Understanding the Varied Corporation Tax Rates Across the UK
- Denis Kuci
- Nov 13
- 4 min read
Corporation tax is a key consideration for any business owner in the UK. Knowing how different rates apply depending on your company’s profits can help you plan finances and reduce your corporation tax liability effectively. This post breaks down the current corporation tax rates, explains the marginal rate, and clarifies the role of upper and lower profit limits in determining your tax bill.
What Is Corporation Tax and Why Does It Matter?
Corporation tax is the tax companies pay on their profits. Unlike income tax for individuals, corporation tax applies to the net profit a company makes after allowable expenses. The rate you pay depends on how much profit your company earns, which means understanding the thresholds and rates is essential for accurate tax planning.
For many businesses, corporation tax liability is one of the largest expenses. Getting familiar with the tax structure helps you forecast costs and make informed decisions about investments, hiring, or expansion.
The Current Corporation Tax Rates in the UK
The UK uses a tiered system for corporation tax, which means different rates apply depending on your company’s profit level. This system includes:
Main rate: The standard rate applied to profits above the upper profit limit.
Small profits rate: A lower rate for companies with profits below the lower profit limit.
Marginal relief: A gradual increase in tax rate for profits between the lower and upper profit limits.
Small Profits Rate
For companies with profits up to £50,000, the small profits rate applies. This rate is currently set at 19%. It benefits smaller businesses by reducing their corporation tax liability compared to larger companies.
Main Rate
Companies with profits over £250,000 pay the main rate, which is currently 25%. This higher rate reflects the government’s approach to taxing more profitable companies at a greater rate.
Marginal Relief and Profit Limits
If your company’s profits fall between £50,000 and £250,000, you don’t pay the full 25% rate. Instead, marginal relief applies, which gradually increases your corporation tax liability from the small profits rate to the main rate.
This system uses upper and lower profit limits to calculate the exact amount of tax due. Marginal relief ensures a smooth transition between the two rates, preventing a sudden jump in tax liability as profits increase.

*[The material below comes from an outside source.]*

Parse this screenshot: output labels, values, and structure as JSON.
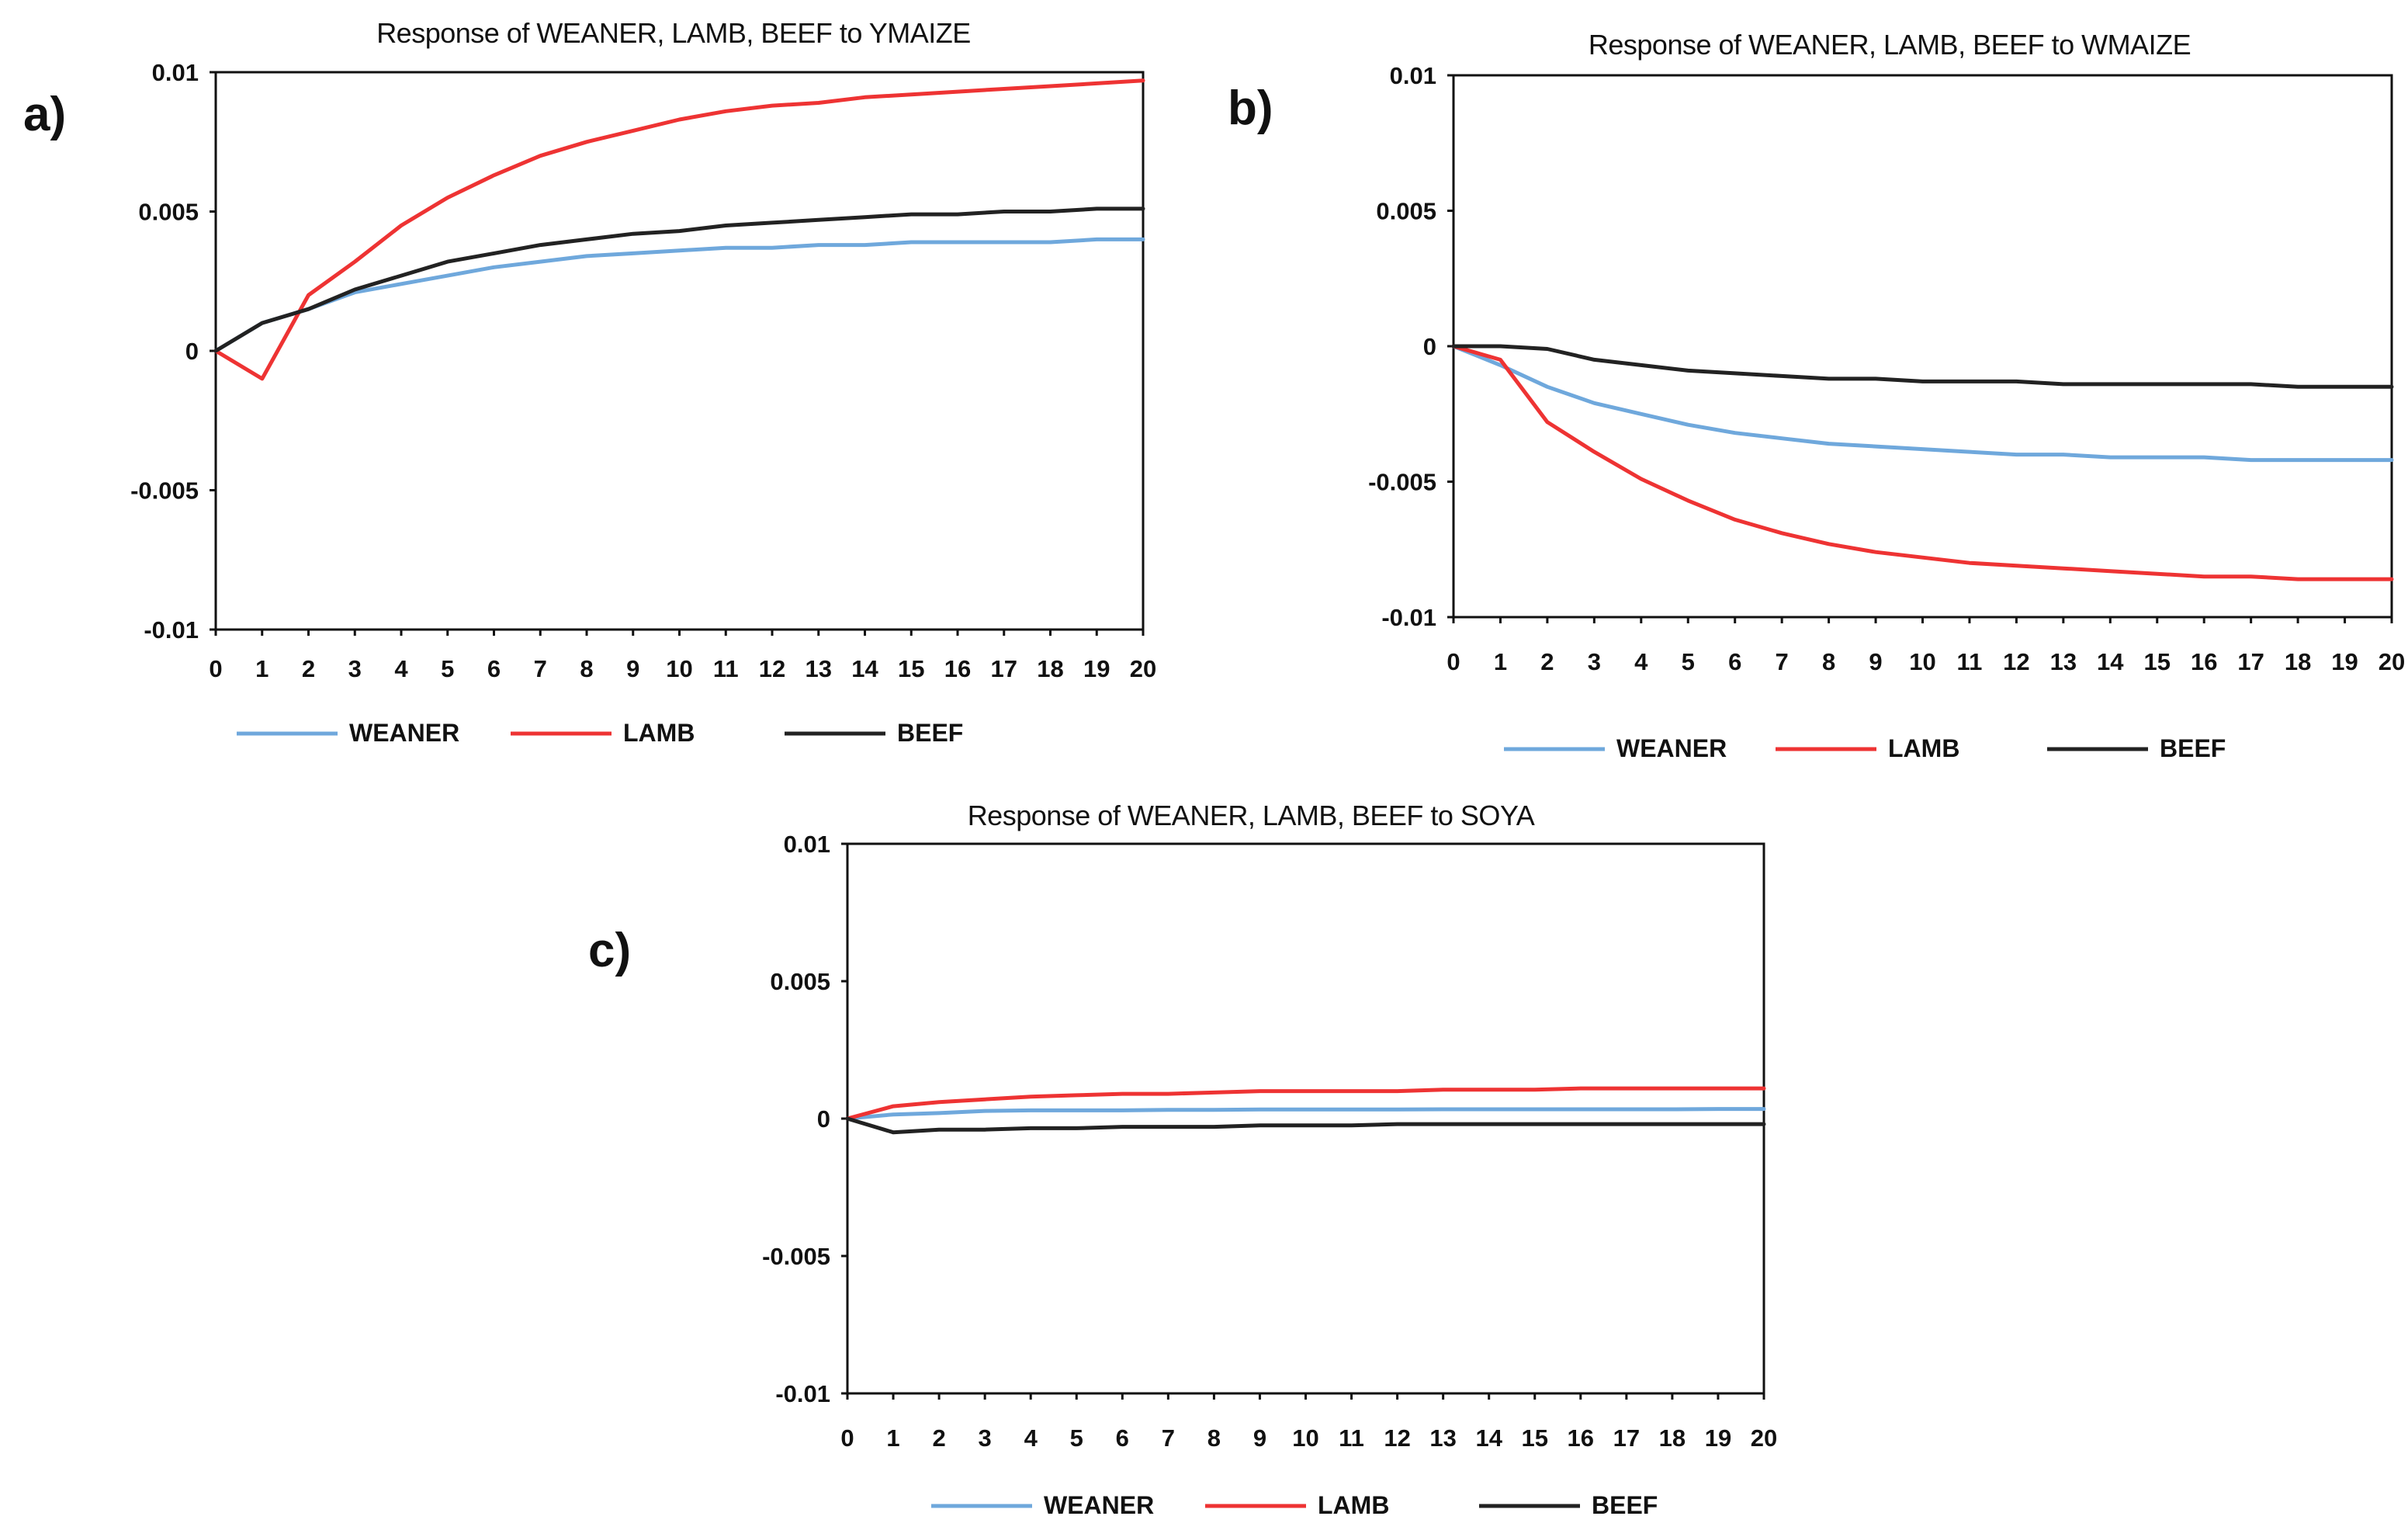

How Marginal Relief Works in Practice
Marginal relief reduces the corporation tax liability for companies earning profits between the lower and upper limits. The relief amount is calculated using a formula based on the difference between your profits and the thresholds.
For example, if your company makes £150,000 in profit:
The lower profit limit is £50,000.
The upper profit limit is £250,000.
Your profits fall in the marginal relief band.
You pay 19% on the first £50,000 and 25% on profits above £250,000, but for profits between these limits, marginal relief reduces the effective tax rate. This means your corporation tax liability increases gradually rather than jumping sharply from 19% to 25%.
Why Understanding These Rates Matters for Business Owners
Knowing how corporation tax rates apply helps you:
Plan cash flow: Anticipate tax payments and avoid surprises.
Make investment decisions: Understand how profits from new projects affect your tax bill.
Manage growth: Recognize when your company moves into a higher tax bracket.
Use tax reliefs effectively: Combine marginal relief with other allowances to reduce overall tax.
For example, a company earning £45,000 will pay 19% corporation tax, but if profits rise to £60,000, marginal relief means the tax rate on the extra £10,000 is less than 25%, softening the impact of growth on tax liability.

Special Considerations for Different Types of Companies
Some companies may face different rules or additional considerations:
Group companies: When companies are part of a group, profits and losses can sometimes be shared, affecting overall corporation tax liability.
Loss-making companies: Losses can be carried forward or back to offset profits in other years, reducing tax bills.
Investment companies: Certain investment profits may be taxed differently.
Non-resident companies: Tax rules vary for companies not resident in the UK but trading here.
Understanding how these factors interact with the marginal rate and profit limits can help you avoid costly mistakes.
Practical Tips for Managing Corporation Tax Liability
Keep accurate records: Track profits carefully to know when you cross profit limits.
Plan timing of income and expenses: Shifting income or expenses between accounting periods can affect which tax rate applies.
Consult a tax advisor: Complex cases, especially involving marginal relief, benefit from professional advice.
Use available reliefs: Research allowances like R&D tax credits or capital allowances to reduce taxable profits.
Review tax position regularly: Changes in profit levels or tax law can affect your corporation tax liability.
Summary
Corporation tax rates in the UK vary depending on your company’s profit level, with a small profits rate of 19%, a main rate of 25%, and marginal relief smoothing the transition between these rates. The upper and lower profit limits define where these rates apply, and understanding the marginal rate helps you calculate your exact corporation tax liability.



Very insightful article. Keen to see how these changes could affect both individuals and small businesses.